2. Bundesliga

Fürth: Schneiders Plädoyer an den gesunden Menschenverstand

Fürther Trainer bittet um Geduld beim Neuaufbau

Schneiders Plädoyer an den gesunden Menschenverstand

Der Neuaufbau in Fürth benötigt Zeit - sagt Trainer Marc Schneider (li.).

Der Neuaufbau in Fürth benötigt Zeit - sagt Trainer Marc Schneider (li.). picture alliance / Sportfoto Zink / Wolfgang Zink

Die vereinzelten, aber deutlich vernehmbaren Pfiffe nach dem 1:1 gegen Karlsruhe am vergangenen Freitag sind natürlich auch Marc Schneider nicht entgangen. Genauso wenig wie die nach erst zwei Zählern aus drei Ligaspielen und dem Pokal-Aus unruhige Gesamtstimmung im Umfeld. Sein Versuch, auf der Pressekonferenz am Freitag dagegen anzukämpfen, war klar vernehmbar. "Man kann die Dinge so und so sehen", sagte Schneider, etwa so: "Dass wir in drei Spielen nur einmal verloren haben, gerade zu Hause auch zweimal hätten gewinnen können." Und wiederholte wie schon so oft: "Es ist nicht so, dass bis jetzt alles schlecht war. Das ist auch die Message, die wir versuchen, mit der Gruppe zusammen auszusenden."

2. Liga, 4. Spieltag

Wirklich gut war in den Augen zahlreicher Beobachter zuletzt aber auch nicht viel.

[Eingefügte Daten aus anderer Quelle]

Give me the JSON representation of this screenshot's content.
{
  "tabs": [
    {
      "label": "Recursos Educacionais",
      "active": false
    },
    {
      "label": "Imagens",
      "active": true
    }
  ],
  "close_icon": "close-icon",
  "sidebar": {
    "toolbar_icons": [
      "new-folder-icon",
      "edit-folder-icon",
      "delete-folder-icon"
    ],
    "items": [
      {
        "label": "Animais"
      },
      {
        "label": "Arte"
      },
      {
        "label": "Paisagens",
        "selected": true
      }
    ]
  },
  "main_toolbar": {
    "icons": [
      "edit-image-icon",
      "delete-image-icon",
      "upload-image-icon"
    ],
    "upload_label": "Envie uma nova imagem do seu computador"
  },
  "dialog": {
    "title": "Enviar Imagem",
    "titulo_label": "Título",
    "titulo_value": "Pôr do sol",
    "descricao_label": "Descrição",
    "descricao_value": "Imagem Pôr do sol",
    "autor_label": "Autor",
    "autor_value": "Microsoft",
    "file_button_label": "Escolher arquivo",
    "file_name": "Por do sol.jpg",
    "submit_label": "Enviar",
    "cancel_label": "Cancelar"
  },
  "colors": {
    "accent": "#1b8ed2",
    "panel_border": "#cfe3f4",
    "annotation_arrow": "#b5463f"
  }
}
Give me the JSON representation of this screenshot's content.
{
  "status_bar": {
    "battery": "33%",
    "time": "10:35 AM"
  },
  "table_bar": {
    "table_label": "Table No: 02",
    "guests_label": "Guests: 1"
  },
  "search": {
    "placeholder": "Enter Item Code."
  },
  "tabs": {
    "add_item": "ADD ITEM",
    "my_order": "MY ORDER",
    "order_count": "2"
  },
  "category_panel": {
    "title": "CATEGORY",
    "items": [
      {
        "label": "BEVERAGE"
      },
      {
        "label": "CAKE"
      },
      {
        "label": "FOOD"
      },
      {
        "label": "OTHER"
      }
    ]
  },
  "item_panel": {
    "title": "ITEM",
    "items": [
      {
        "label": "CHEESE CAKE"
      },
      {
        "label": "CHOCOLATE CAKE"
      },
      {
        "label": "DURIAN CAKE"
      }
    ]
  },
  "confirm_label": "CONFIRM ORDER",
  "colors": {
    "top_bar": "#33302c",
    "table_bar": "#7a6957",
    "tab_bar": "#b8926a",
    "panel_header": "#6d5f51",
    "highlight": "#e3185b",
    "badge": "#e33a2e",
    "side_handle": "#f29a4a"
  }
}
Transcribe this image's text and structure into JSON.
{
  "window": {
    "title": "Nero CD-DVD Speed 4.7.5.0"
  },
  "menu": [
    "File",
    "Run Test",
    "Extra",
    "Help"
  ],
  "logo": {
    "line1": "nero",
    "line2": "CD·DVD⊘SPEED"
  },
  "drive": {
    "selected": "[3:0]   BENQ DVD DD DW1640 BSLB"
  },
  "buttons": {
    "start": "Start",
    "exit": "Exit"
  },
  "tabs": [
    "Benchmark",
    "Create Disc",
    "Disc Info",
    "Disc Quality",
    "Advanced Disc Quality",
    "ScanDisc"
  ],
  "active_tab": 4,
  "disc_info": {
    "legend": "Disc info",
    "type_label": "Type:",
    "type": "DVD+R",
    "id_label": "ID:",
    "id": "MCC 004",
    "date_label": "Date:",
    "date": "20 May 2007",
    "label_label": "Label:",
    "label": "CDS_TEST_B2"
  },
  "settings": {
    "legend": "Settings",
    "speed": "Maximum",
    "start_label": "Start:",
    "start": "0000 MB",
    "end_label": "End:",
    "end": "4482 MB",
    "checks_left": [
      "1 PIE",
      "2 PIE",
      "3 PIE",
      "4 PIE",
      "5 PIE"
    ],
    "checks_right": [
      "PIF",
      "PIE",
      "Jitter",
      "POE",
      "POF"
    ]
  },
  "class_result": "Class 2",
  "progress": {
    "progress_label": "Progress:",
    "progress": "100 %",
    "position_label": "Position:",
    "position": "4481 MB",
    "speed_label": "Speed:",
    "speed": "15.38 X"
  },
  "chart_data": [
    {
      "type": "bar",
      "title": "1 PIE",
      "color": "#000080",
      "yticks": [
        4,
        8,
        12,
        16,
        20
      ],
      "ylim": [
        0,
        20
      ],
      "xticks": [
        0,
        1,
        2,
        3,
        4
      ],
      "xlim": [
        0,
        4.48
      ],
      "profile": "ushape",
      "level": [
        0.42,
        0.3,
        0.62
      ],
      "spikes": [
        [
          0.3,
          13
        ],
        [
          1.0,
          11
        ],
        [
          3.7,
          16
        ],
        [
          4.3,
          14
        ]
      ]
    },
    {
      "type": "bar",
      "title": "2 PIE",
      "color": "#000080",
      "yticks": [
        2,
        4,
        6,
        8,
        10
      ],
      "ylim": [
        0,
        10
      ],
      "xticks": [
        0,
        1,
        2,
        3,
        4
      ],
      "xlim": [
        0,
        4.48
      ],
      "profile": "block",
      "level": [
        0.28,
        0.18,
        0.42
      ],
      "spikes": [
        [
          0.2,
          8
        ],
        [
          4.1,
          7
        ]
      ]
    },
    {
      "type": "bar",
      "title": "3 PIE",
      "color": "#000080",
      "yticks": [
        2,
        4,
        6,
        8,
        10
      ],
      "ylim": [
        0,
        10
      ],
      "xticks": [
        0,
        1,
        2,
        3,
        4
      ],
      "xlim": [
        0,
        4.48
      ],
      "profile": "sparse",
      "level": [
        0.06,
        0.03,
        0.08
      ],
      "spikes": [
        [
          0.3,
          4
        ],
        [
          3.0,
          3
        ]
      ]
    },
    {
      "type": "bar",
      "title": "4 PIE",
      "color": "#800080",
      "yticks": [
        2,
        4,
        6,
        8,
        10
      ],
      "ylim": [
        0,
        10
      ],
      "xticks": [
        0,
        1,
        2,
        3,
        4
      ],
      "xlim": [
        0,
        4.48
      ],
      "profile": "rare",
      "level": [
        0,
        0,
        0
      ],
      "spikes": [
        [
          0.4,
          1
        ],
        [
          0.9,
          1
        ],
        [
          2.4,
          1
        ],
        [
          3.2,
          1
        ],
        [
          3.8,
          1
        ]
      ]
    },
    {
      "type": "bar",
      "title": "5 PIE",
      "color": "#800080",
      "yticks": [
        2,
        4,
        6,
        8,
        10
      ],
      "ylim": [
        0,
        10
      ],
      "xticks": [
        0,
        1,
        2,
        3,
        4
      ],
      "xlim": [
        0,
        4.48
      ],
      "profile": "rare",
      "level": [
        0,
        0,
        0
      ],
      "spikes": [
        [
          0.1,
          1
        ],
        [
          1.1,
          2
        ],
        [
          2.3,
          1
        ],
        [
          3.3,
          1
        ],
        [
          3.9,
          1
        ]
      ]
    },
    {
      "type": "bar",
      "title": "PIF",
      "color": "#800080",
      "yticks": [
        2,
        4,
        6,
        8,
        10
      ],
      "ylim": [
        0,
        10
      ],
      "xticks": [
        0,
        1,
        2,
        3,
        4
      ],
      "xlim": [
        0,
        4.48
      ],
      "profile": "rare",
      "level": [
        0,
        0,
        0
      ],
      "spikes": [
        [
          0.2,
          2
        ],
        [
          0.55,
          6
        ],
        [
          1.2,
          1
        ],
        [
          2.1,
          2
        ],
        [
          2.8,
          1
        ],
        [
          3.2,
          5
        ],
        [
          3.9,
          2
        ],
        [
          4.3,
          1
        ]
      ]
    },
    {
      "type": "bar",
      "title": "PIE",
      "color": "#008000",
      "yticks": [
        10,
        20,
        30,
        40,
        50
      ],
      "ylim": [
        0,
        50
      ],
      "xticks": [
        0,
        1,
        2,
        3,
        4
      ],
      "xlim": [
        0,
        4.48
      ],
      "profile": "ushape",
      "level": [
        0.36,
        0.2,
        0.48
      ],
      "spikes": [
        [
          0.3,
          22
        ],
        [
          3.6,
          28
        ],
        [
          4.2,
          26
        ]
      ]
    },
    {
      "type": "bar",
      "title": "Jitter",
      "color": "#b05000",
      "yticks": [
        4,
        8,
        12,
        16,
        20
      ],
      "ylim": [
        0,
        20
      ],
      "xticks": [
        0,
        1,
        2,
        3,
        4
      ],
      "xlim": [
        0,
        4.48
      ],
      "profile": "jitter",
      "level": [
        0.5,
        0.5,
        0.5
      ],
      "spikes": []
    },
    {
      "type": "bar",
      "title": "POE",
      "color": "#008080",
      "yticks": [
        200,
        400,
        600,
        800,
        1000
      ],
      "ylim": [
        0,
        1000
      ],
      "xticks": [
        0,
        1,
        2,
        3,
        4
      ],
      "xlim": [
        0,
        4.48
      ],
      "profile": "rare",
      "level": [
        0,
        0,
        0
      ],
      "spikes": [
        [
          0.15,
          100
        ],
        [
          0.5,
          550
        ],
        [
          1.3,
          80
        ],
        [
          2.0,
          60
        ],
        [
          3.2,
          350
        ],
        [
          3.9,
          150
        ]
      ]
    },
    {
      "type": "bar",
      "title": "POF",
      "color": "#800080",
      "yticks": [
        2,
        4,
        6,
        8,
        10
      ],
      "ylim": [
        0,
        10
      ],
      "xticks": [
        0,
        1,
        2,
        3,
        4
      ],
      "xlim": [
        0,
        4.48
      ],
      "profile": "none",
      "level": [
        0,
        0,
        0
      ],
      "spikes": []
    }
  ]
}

Nach der 0:2-Blamage bei Fünftligist Stuttgarter Kickers stimmten gegen den KSC immerhin wieder die Grundtugenden Einsatz, Wille und Leidenschaft - spielerisch aber offenbarte der Auftritt noch reichlich Luft nach oben.

"Wir bauen hier etwas Neues auf, das braucht gewisse Zeit"

Gepaart mit den bisher enttäuschenden Ergebnissen ergibt das eine nicht zu unterschätzende Mischung, die Kritik und Unmut hervorruft. "Ich verstehe die Ungeduld, weil man seit Februar nicht mehr gewonnen hat und deshalb nach Siegen lechzt", betont Schneider - auch im Hinblick auf die Erwartungshaltung bei einem Bundesligaabsteiger: "Man kommt aus der 1. Liga runter und hat das Gefühl, man gewinnt wieder und muss sofort wieder funktionieren." Das große Aber aus Sicht des 42-Jährigen, seit diesem Sommer neu beim Kleeblatt: "Man muss die ganze Situation realistisch einschätzen und wissen, dass man weder den Kader hat, der aus der 2. Liga aufgestiegen ist, noch den, der in der Bundesliga gespielt hat." Wichtige Stützen der Vorsaisons wie die Routiniers Julian Green und Branimir Hrgota sind zwar nach wie vor da, sie allein reichen aus Sicht des Schweizers aber nicht aus. "Wir bauen hier etwas Neues auf, das braucht einfach eine gewisse Zeit und Geduld. Ich weiß nicht, falls Sie mal ein Haus gebaut haben, ob Sie das innerhalb von zwei Wochen aufgebaut haben?", holt er zur rhetorischen Frage aus, um die Antwort gleich selbst zu liefern: "Das funktioniert nicht! Ich appelliere an den gesunden Menschenverstand, zu wissen, was in welcher Zeit möglich ist, darum geht’s mir." Das Problem: Zeit, und das weiß auch Schneider, ist im Profifußball ein rares Gut. Letztlich zählen auch bei der SpVgg, deren Führungsebene für ihre Geduld in Sachen Entwicklungsarbeit bekannt ist, hauptsächlich: Punkte.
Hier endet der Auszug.